In the early 1900’s, Moldova had the largest grape-growing area in the Russian Empire – but the vineyards suffered during the two World Wars. The Soviet Union restored the wine-growing regions during the 40’s and 50’s. By the 1960’s, wine production had returned to pre-WWII levels.
After the dissolution of the Soviet Union, wine production became one of Moldova’s major economic drivers, accounting for 7.5% of the value of all exports. In 2013, however, Moldova declared that it was planning to join the European Union. Almost immediately, Vladmir Putin declared a ban on imports of Moldovan wine, of which it was the largest importer in the world.
Moldova clearly needs somewhere to sell its existing and future stocks of wine, and it has turned its sights to the West. With a handy assist from Secretary of State John Kerry, the Moldovan state publicity arm is launching its first campaign to promote their wines in the United States.
I was able to dip my toe into the Moldovan wine pool when Tiffany at Colangelo sent me a couple of bottles of Moldova’s big export. I received one bottle of red and one bottle of white. How were they?
We started with the white – the Albastrele 2013 Pinot Grigio. This 100% pinot grigio started off with peach blossoms and a little apple on the nose. I thought it had solid weight for a pinot grigio, and it was well-balanced enough that it doesn’t feel artificially heavy. The palate had some nicely rounded flavors of pear, apple, and a little bit of baking spice. The finish was quite nice – lasting and gentle, starting a tad tart but never developing into anything overly acidic. I thought this was a very nicely designed white with much more complexity than I’d expect from most wines that say “pinot grigio” on the label. A quick spin around the Internet yields some listed prices from $11-13, which is an absolute steal for a wine of this quality. High marks for this bottle.

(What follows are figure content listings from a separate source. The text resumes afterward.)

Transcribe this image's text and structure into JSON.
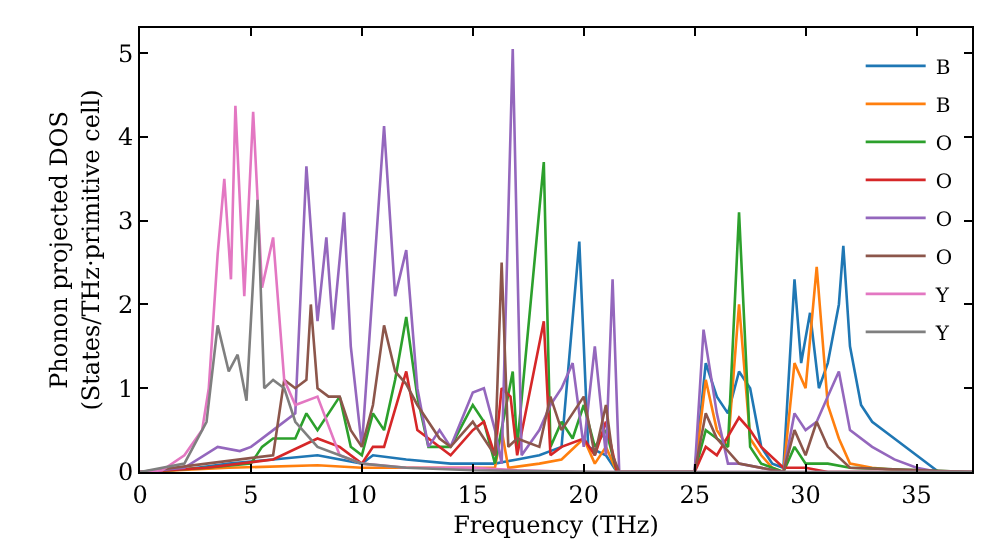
{
  "chart_data": {
    "type": "line",
    "xlabel": "Frequency (THz)",
    "ylabel": "Phonon projected DOS\n(States/THz·primitive cell)",
    "xlim": [
      0,
      37.5
    ],
    "ylim": [
      0,
      5.3
    ],
    "xticks": [
      0,
      5,
      10,
      15,
      20,
      25,
      30,
      35
    ],
    "yticks": [
      0,
      1,
      2,
      3,
      4,
      5
    ],
    "legend": "top right",
    "marker": "none",
    "line_style": "solid",
    "series": [
      {
        "name": "B",
        "color": "#1f77b4",
        "x": [
          0,
          2,
          4,
          6,
          8,
          10,
          10.5,
          12,
          14,
          16,
          17,
          18,
          19,
          19.8,
          20.2,
          21,
          21.5,
          22,
          25,
          25.5,
          26,
          26.5,
          27,
          27.5,
          28,
          28.5,
          29,
          29.5,
          29.8,
          30.2,
          30.6,
          31,
          31.5,
          31.7,
          32,
          32.5,
          33,
          34,
          35,
          36,
          37.5
        ],
        "values": [
          0,
          0.03,
          0.1,
          0.15,
          0.2,
          0.1,
          0.2,
          0.15,
          0.1,
          0.1,
          0.15,
          0.2,
          0.3,
          2.75,
          0.3,
          0.2,
          0,
          0,
          0,
          1.3,
          0.9,
          0.7,
          1.2,
          1.0,
          0.3,
          0.1,
          0.05,
          2.3,
          1.3,
          1.9,
          1.0,
          1.3,
          2.0,
          2.7,
          1.5,
          0.8,
          0.6,
          0.4,
          0.2,
          0,
          0
        ]
      },
      {
        "name": "B",
        "color": "#ff7f0e",
        "x": [
          0,
          4,
          8,
          10,
          14,
          16,
          16.3,
          16.6,
          18,
          19,
          20,
          20.5,
          21,
          21.5,
          25,
          25.5,
          26,
          26.5,
          27,
          27.5,
          28,
          28.5,
          29,
          29.5,
          30,
          30.5,
          31,
          31.5,
          32,
          33,
          35,
          37.5
        ],
        "values": [
          0,
          0.05,
          0.08,
          0.05,
          0.05,
          0.05,
          0.5,
          0.05,
          0.1,
          0.15,
          0.4,
          0.1,
          0.3,
          0,
          0,
          1.1,
          0.5,
          0.3,
          2.0,
          0.4,
          0.2,
          0.05,
          0,
          1.3,
          1.0,
          2.45,
          0.8,
          0.4,
          0.1,
          0.05,
          0,
          0
        ]
      },
      {
        "name": "O",
        "color": "#2ca02c",
        "x": [
          0,
          3,
          5,
          5.5,
          6,
          7,
          7.5,
          8,
          9,
          9.5,
          10,
          10.5,
          11,
          11.5,
          12,
          12.5,
          13,
          14,
          15,
          15.5,
          16,
          16.8,
          17,
          18.2,
          18.5,
          19,
          19.5,
          20,
          20.5,
          21,
          21.5,
          25,
          25.5,
          26,
          26.5,
          27,
          27.5,
          28,
          29,
          29.5,
          30,
          31,
          32,
          37.5
        ],
        "values": [
          0,
          0.05,
          0.1,
          0.3,
          0.4,
          0.4,
          0.7,
          0.5,
          0.9,
          0.3,
          0.2,
          0.7,
          0.5,
          1.1,
          1.85,
          0.9,
          0.3,
          0.3,
          0.8,
          0.6,
          0.1,
          1.2,
          0.3,
          3.7,
          0.3,
          0.6,
          0.4,
          0.8,
          0.3,
          0.5,
          0,
          0,
          0.5,
          0.4,
          0.3,
          3.1,
          0.3,
          0.1,
          0,
          0.3,
          0.1,
          0.1,
          0.05,
          0
        ]
      },
      {
        "name": "O",
        "color": "#d62728",
        "x": [
          0,
          3,
          6,
          8,
          9,
          10,
          10.5,
          11,
          12,
          12.5,
          14,
          15,
          15.5,
          16,
          16.3,
          16.7,
          17,
          18.2,
          18.5,
          19,
          20,
          20.5,
          21,
          21.5,
          25,
          25.5,
          26,
          27,
          27.5,
          28,
          29,
          30,
          31,
          37.5
        ],
        "values": [
          0,
          0.05,
          0.15,
          0.4,
          0.3,
          0.1,
          0.3,
          0.3,
          1.2,
          0.5,
          0.2,
          0.5,
          0.6,
          0.2,
          1.0,
          0.9,
          0.2,
          1.8,
          0.2,
          0.3,
          0.4,
          0.2,
          0.6,
          0,
          0,
          0.3,
          0.2,
          0.65,
          0.5,
          0.3,
          0.05,
          0.05,
          0,
          0
        ]
      },
      {
        "name": "O",
        "color": "#9467bd",
        "x": [
          0,
          2,
          3.5,
          4.5,
          5,
          6,
          7,
          7.5,
          8,
          8.4,
          8.7,
          9.2,
          9.5,
          10,
          11,
          11.5,
          12,
          12.5,
          13,
          13.5,
          14,
          15,
          15.5,
          16,
          16.3,
          16.8,
          17.2,
          18,
          18.5,
          19,
          19.5,
          20,
          20.5,
          21,
          21.3,
          21.6,
          25,
          25.4,
          26,
          26.5,
          27,
          29,
          29.5,
          30,
          30.5,
          31,
          31.5,
          32,
          33,
          34,
          35,
          36,
          37.5
        ],
        "values": [
          0,
          0.05,
          0.3,
          0.25,
          0.3,
          0.5,
          0.7,
          3.65,
          1.8,
          2.8,
          1.7,
          3.1,
          1.5,
          0.3,
          4.13,
          2.1,
          2.65,
          1.0,
          0.3,
          0.5,
          0.3,
          0.95,
          1.0,
          0.5,
          0.1,
          5.05,
          0.2,
          0.5,
          0.8,
          1.0,
          1.3,
          0.3,
          1.5,
          0.2,
          2.3,
          0,
          0,
          1.7,
          0.7,
          0.1,
          0.1,
          0,
          0.7,
          0.5,
          0.6,
          0.9,
          1.2,
          0.5,
          0.3,
          0.15,
          0.05,
          0,
          0
        ]
      },
      {
        "name": "O",
        "color": "#8c564b",
        "x": [
          0,
          3,
          6,
          6.5,
          7,
          7.5,
          7.7,
          8,
          8.5,
          9,
          9.5,
          10,
          10.5,
          11,
          11.5,
          12,
          12.5,
          13,
          13.5,
          14,
          15,
          15.5,
          16,
          16.3,
          16.6,
          17,
          18,
          18.5,
          19,
          20,
          20.5,
          21,
          21.3,
          21.6,
          25,
          25.5,
          26,
          27,
          29,
          29.5,
          30,
          30.5,
          31,
          32,
          37.5
        ],
        "values": [
          0,
          0.1,
          0.2,
          1.1,
          1.0,
          1.1,
          2.0,
          1.0,
          0.9,
          0.9,
          0.5,
          0.3,
          0.8,
          1.75,
          1.2,
          1.05,
          0.8,
          0.6,
          0.4,
          0.3,
          0.6,
          0.4,
          0.2,
          2.5,
          0.3,
          0.4,
          0.3,
          0.9,
          0.5,
          0.9,
          0.2,
          0.8,
          0.2,
          0,
          0,
          0.7,
          0.4,
          0.1,
          0,
          0.5,
          0.2,
          0.6,
          0.3,
          0.05,
          0
        ]
      },
      {
        "name": "Y",
        "color": "#e377c2",
        "x": [
          0,
          1,
          2,
          2.8,
          3.1,
          3.5,
          3.8,
          4.1,
          4.3,
          4.7,
          5.1,
          5.5,
          6,
          6.5,
          7,
          8,
          9,
          10,
          12,
          15,
          17,
          20,
          21.5,
          37.5
        ],
        "values": [
          0,
          0.02,
          0.2,
          0.5,
          1.0,
          2.6,
          3.5,
          2.3,
          4.37,
          2.1,
          4.3,
          2.2,
          2.8,
          1.1,
          0.8,
          0.9,
          0.2,
          0.1,
          0.05,
          0.05,
          0.02,
          0,
          0,
          0
        ]
      },
      {
        "name": "Y",
        "color": "#7f7f7f",
        "x": [
          0,
          2,
          3,
          3.5,
          4,
          4.4,
          4.8,
          5.3,
          5.6,
          6,
          6.5,
          7,
          8,
          9,
          10,
          12,
          15,
          21.5,
          37.5
        ],
        "values": [
          0,
          0.1,
          0.6,
          1.75,
          1.2,
          1.4,
          0.85,
          3.25,
          1.0,
          1.1,
          1.0,
          0.6,
          0.3,
          0.2,
          0.1,
          0.05,
          0.02,
          0,
          0
        ]
      }
    ]
  }
}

The bottle of red – the Lion-Gri 2011 Saperavi Dry Red Wine – surprised me a couple of times. Saperavi is the grape varietal, native to Moldova’s sister country across the Black Sea, Georgia. When I saw the wine was only 12% alcohol, I expected to decant something that resembled Beaujolais. Turns out, “Saperavi” translates from Georgian as “paint” or “dye,” and I was a bit shocked when from the bottle poured squid ink! This is one of the “heaviest light wines” I’ve tried. The nose is heavy with dark fruit. The mouthfeel of this wine is fascinating. Everything hits at once: big cherry and plum fruits, strong upfront tannins, and plenty of acidity. It comes in strong like a young tannic cabernet, but then eases down into a gentle finish that isn’t overly strong. The second surprise was the price point. It retails for around $10, which is a ridiculously good price. Plus, I dig "Style & Quality" as a tagline.
One of Moldova’s best known food items is called mămăligă, (meh-MEHL-eg-uh) a cornmeal porridge also well-known in Romania. Mămăligă is similar to a large polenta cake. On our recent trip to Sonoma, I enjoyed a roasted vegetable ragout on polenta at the Willow Wood Market Café. The Sweet Partner in Crime and I hoped to emulate this meal, which was as close as we were going to get to making mămăligă. We did our best copy job, using roasted eggplant, mushrooms, tomatoes, garlic, onion, and a green pepper for our ragout and cracked the Lion-Gri alongside. The big initial tannin meshed really well with the roasted eggplant and the acidity coupled well with the tomatoes. I’d also suggest giving the bottle a little bit of a chill before serving.
In the interest of improving international relations with a country very interested in aligning itself with our allies in the E.U., I think we all have a responsibility to support their economy. Based on the quality of these two inexpensive bottles, I think your diplomatic efforts will be well worth it.